The second Iranian thrust took an undisclosed number of troops into northeastern Iraq where the invaders have occupied a considerable amount of real estate, but do not seem to have dealt any punishing blows to the defenders. The real danger to Iraq is that the Iranian force will push westward toward Kirkuk, the center of Iraq’s active oil industry.
Further south the well-advertised taking of the Iraqi port of Faw on the Gulf has not brought the dividends the Iranians expected. Their force there, although its morale remains high, is being subjected to heavy bombing by the Iraqi air force and one by one its supply lines are being cut.
The Iraqis, however, have failed to halt Iranian efforts to build a causeway across Abadan Island and the Shatt-al-Arab waterway to Faw. Should the invaders succeed, then the 30,000 Iranians in the bridgehead will get the supplies they need and Faw will become a major staging area for a push on the port city of Basra, a key objective but one that is heavily defended on all sides.
This is the present war situation in broad outline. Neither side normally permits neutral military attaches or reporters to visit the front.
Two offstage situations are likely to affect military operations; one political and the other economic. Intelligence organizations in the West have recently been paying more attention to the National Council of Resistance of Iran which appears to be expanding the insurgency against Ayatollah Ruhollah Khomeini’s government.
The council has been labeled as “terrorist” by some in Washington and, of course, its claims must be viewed with skepticism. Nonetheless, there is considerable neutral support for the insurgents’ claim that in the past 12 months they have staged 200 demonstrations against the war, which means against the Khomeini government carrying on the war. There is also evidence that those demonstrators caught were tortured and executed. The National Council puts the figure at 50,000 executed and claims that the Khomeini government has executed 140,000 civilians since the start of the war in September 1980.

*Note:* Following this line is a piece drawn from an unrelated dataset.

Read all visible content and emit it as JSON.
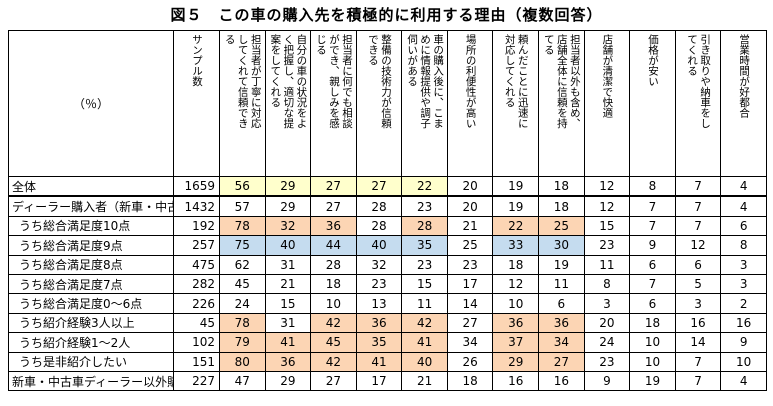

Intellectuals, merchants and bazaar workers are described as being very active in the insurgency. National Council sources also claim that more than 30 percent of the movement are women, not surprising considering the Khomeini regime’s fundamentalist Islamic strictures which relegate women to an inferior role in society.
The resistance, led by National Council chairman Massoud Rajavi, claims that it is active at 200 military bases in Iran and that it has won the allegiance of thousands of soldiers and airmen who joined the services under the shah.

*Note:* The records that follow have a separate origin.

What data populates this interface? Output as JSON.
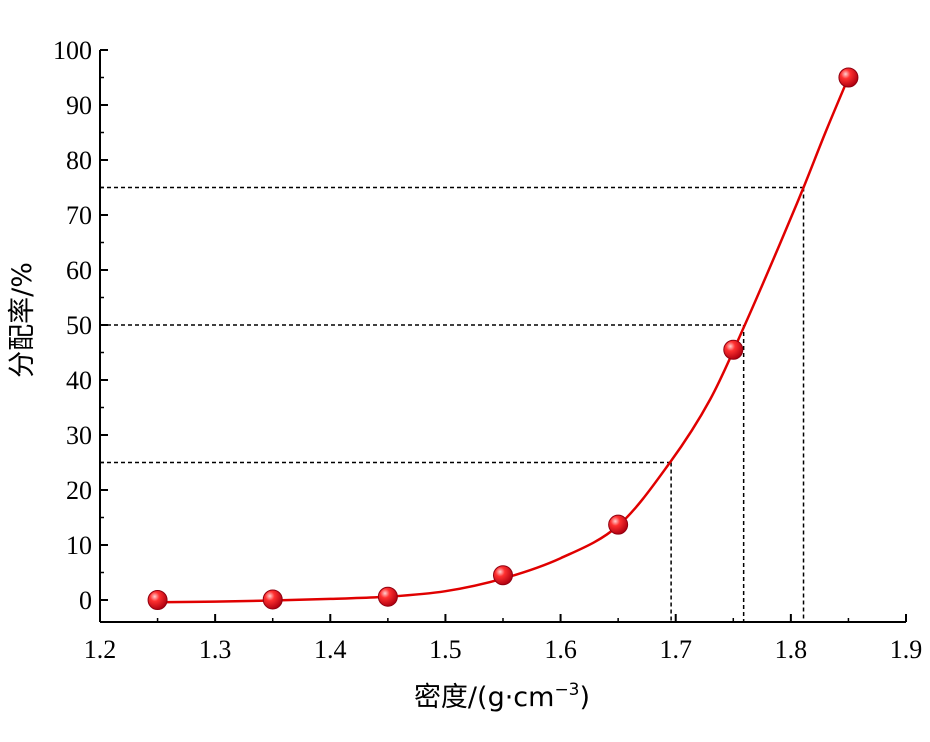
{
  "chart_data": {
    "type": "scatter",
    "xlabel_main": "密度/(g·cm",
    "xlabel_sup": "−3",
    "xlabel_close": ")",
    "ylabel": "分配率/%",
    "xlim": [
      1.2,
      1.9
    ],
    "ylim": [
      -4,
      100
    ],
    "x_ticks": [
      1.2,
      1.3,
      1.4,
      1.5,
      1.6,
      1.7,
      1.8,
      1.9
    ],
    "x_tick_labels": [
      "1.2",
      "1.3",
      "1.4",
      "1.5",
      "1.6",
      "1.7",
      "1.8",
      "1.9"
    ],
    "y_ticks": [
      0,
      10,
      20,
      30,
      40,
      50,
      60,
      70,
      80,
      90,
      100
    ],
    "y_tick_labels": [
      "0",
      "10",
      "20",
      "30",
      "40",
      "50",
      "60",
      "70",
      "80",
      "90",
      "100"
    ],
    "points": [
      {
        "x": 1.25,
        "y": 0.0
      },
      {
        "x": 1.35,
        "y": 0.1
      },
      {
        "x": 1.45,
        "y": 0.6
      },
      {
        "x": 1.55,
        "y": 4.5
      },
      {
        "x": 1.65,
        "y": 13.7
      },
      {
        "x": 1.75,
        "y": 45.5
      },
      {
        "x": 1.85,
        "y": 95.0
      }
    ],
    "fit_curve": [
      {
        "x": 1.25,
        "y": -0.4
      },
      {
        "x": 1.3,
        "y": -0.3
      },
      {
        "x": 1.35,
        "y": -0.1
      },
      {
        "x": 1.4,
        "y": 0.2
      },
      {
        "x": 1.45,
        "y": 0.6
      },
      {
        "x": 1.5,
        "y": 1.6
      },
      {
        "x": 1.55,
        "y": 3.9
      },
      {
        "x": 1.6,
        "y": 7.6
      },
      {
        "x": 1.65,
        "y": 13.5
      },
      {
        "x": 1.695,
        "y": 25.0
      },
      {
        "x": 1.73,
        "y": 36.5
      },
      {
        "x": 1.76,
        "y": 50.0
      },
      {
        "x": 1.79,
        "y": 64.5
      },
      {
        "x": 1.811,
        "y": 75.0
      },
      {
        "x": 1.83,
        "y": 85.0
      },
      {
        "x": 1.85,
        "y": 95.0
      }
    ],
    "reference_lines": [
      {
        "x": 1.696,
        "y": 25
      },
      {
        "x": 1.759,
        "y": 50
      },
      {
        "x": 1.811,
        "y": 75
      }
    ],
    "colors": {
      "curve": "#e00000",
      "marker": "#e01020",
      "reference": "#000000"
    },
    "grid": false,
    "legend": "none"
  }
}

Such claims cannot be proved. Western intelligence sources point out, however, that soon after the war with Iraq began, the Khomeini regime began to form the Revolutionary Guards. This was interpreted as an attempt to assemble military units whose loyalty to Ayatollah Khomeini would never be questioned.
“It didn’t matter whether they were good soldiers or not,” a Western military expert on the war said, “as long as they followed Khomeini and his mullahs blindly.”

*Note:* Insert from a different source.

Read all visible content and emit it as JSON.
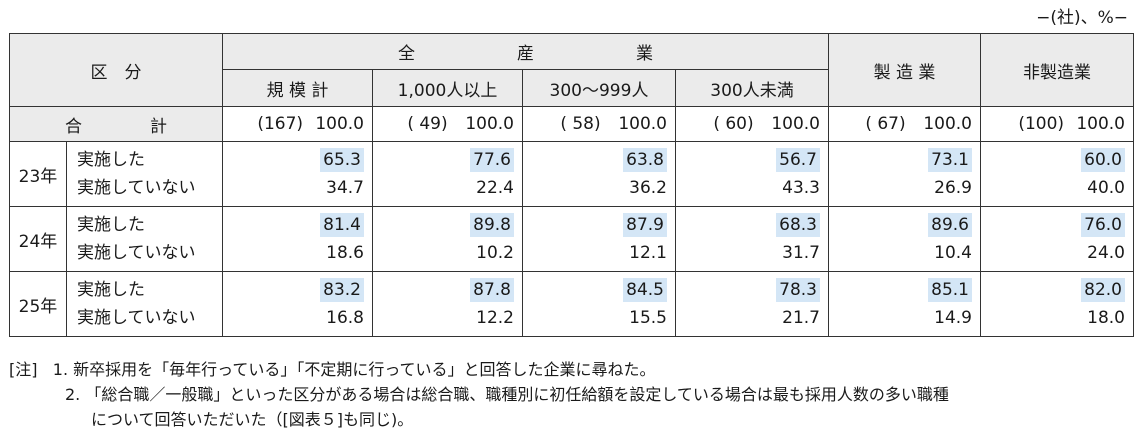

How are we to assess the National Council? Those who remember World War II will recall the glowing propaganda spewed out in London about various resistance groups. When the Allies invaded Normandy and later swept across France and Belgium, they found that resistance help was minimal at best.
The most that can be said about Iranian resistance is that it does exist, that it is getting increased support — especially from the Arab world that fears a Khomeini victory — and that it is amply financed, mostly from Iranian sources.
The resistance, consequently, must be considered a factor in the war situation, which is bound to become worse during this year.
Then there is the economic factor: Despite the victory at Faw and the spectacle of Iranian troops rampaging about in northern Iraq, Tehran’s leaders must accept that their oil exports have been cut to around 800,000 barrel a day as a result of the Iraqi air force’s attacks on the Kharg Island terminal and the important pumping station located at Ganaveh.
Iraq’s oil exports, in contrast, are now up to 1.7 million barrels a day and by agreement Kuwait and Saudi Arabia sell 350,000 barrels a day in Iraq’s name — an indication of the Arab gulf states’ continued support of Iraq in this war.
It is reasonably certain that the war has entered a new and more complex phase. Iran appears willing to take major losses in new offensives. Iraq, because of the enemy’s numerical superiority, must adopt a defensive strategy, one that has, thus far, been successful. But the resistance, a political element, and oil sales, an economic factor, are now in the picture.